As taxpayers, we agree on the importance of quality schools but also financial safeguards.

Proposition M makes financial sense and protects taxpayers.

  • By law, all bond monies must be spent locally and entirely within our District.
  • Bond funds cannot be taken by the State and spent elsewhere.
  • All spending must be reviewed by an independent citizens' oversight committee.
  • No money can be used for administrative salaries.

Our schools are the most important asset in our community and should be our number one priority. From higher achieving students to greater neighborhood safety to improved property values, quality schools make a difference.

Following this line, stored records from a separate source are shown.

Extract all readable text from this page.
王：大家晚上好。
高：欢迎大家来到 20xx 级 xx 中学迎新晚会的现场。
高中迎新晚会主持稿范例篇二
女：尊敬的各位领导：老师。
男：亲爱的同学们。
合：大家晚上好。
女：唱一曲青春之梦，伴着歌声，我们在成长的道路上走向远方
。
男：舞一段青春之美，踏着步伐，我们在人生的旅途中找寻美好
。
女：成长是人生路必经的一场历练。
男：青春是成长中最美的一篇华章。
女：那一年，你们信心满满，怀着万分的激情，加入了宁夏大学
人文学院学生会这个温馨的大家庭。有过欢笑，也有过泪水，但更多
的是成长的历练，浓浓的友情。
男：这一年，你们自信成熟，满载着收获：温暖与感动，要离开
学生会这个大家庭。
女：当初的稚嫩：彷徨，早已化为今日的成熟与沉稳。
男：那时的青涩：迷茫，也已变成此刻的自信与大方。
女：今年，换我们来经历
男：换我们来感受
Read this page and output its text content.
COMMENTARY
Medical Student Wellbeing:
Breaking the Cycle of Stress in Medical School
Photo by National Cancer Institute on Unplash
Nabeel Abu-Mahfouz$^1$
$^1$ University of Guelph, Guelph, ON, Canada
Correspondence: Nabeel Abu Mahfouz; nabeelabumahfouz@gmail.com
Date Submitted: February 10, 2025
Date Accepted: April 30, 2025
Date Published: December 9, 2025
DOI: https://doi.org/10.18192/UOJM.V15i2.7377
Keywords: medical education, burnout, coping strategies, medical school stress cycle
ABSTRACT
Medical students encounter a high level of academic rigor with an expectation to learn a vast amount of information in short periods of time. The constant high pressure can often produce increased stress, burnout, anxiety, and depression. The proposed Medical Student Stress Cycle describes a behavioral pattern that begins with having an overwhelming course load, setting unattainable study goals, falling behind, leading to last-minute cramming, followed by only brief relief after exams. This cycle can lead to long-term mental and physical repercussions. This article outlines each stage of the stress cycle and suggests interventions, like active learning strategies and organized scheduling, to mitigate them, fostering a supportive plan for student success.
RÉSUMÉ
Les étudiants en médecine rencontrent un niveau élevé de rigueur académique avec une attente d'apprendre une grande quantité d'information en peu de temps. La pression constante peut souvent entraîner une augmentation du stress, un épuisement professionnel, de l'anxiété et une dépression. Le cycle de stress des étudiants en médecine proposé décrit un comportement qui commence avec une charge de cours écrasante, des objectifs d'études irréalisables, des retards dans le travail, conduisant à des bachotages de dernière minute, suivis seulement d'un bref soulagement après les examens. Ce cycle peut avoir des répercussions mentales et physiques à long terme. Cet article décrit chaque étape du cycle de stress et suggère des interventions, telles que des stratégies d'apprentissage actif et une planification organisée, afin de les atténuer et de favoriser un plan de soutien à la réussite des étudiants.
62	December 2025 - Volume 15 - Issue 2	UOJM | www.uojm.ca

Proposition M deserves our support because it improves the education of local children, and helps maintain the quality of our community + and that's something we can all support.

Please join us and VOTE YES ON PROP0SITION M - A MUST FOR OUR KIDS!

CYNTHIA K. WHITE
President
Dehesa School Board
DANIEL J. TUCKER
Tribal Chairman
WALDON G. RIGGS DEBRA A. SHILBERG
Parent Club President
ROBERT R. MOREAU
EI Cajon Chief of Police, Retired

(No arguments against Proposition M were submitted)

Tax Rate Statement
An election will be held in the Dehesa School District (the "District") on November 2, 2010 to authorize the sale of $5,500,000 in general obligation bonds. The following information is submitted in compliance with Sections 9400-9404 of the California Elections Code:

1. The best estimate of the tax rate that would be required to fund this bond issue during the first fiscal year after the sale of the first series of bonds, based on estimated assessed valuations available at the time of filing this statement, is $.0300 per $100 ($30.00 per $100,000) of assessed valuation in fiscal year 2011-12.

2. The best estimate of the tax rate that would be required to fund this bond issue during the first fiscal year after the sale of the last series of bonds, based on estimated assessed valuations available at the time of filing of this statement, is $.0300 per $100 ($30.00 per $100,000) of assessed valuation in fiscal year 2011-12.

3. The best estimate of the highest tax rate that would be required to fund this bond issue, based on estimated assessed valuations available at the time of filing this statement, is $.0300 per $100 ($30.00 per $100,000) of assessed valuation.

The best estimate of the average tax rate required to fund this bond issue, based on estimated assessed valuations available at the time of filing of this statement, is $.0300 per $100 ($30.00 per $100,000) of assessed valuation.

These estimates are based on projections derived from information obtained from official sources. The actual tax rates and the years in which they will apply may vary depending on the timing of bond sales, the amount of bonds sold at each sale and actual increases in assessed valuations. The timing of the bond sales and the amount of bonds sold at any given time will be determined by the needs of the Improvement District. Actual assessed valuations will depend upon the amount and value of taxable property within the Improvement District as determined in the assessment and the equalization process.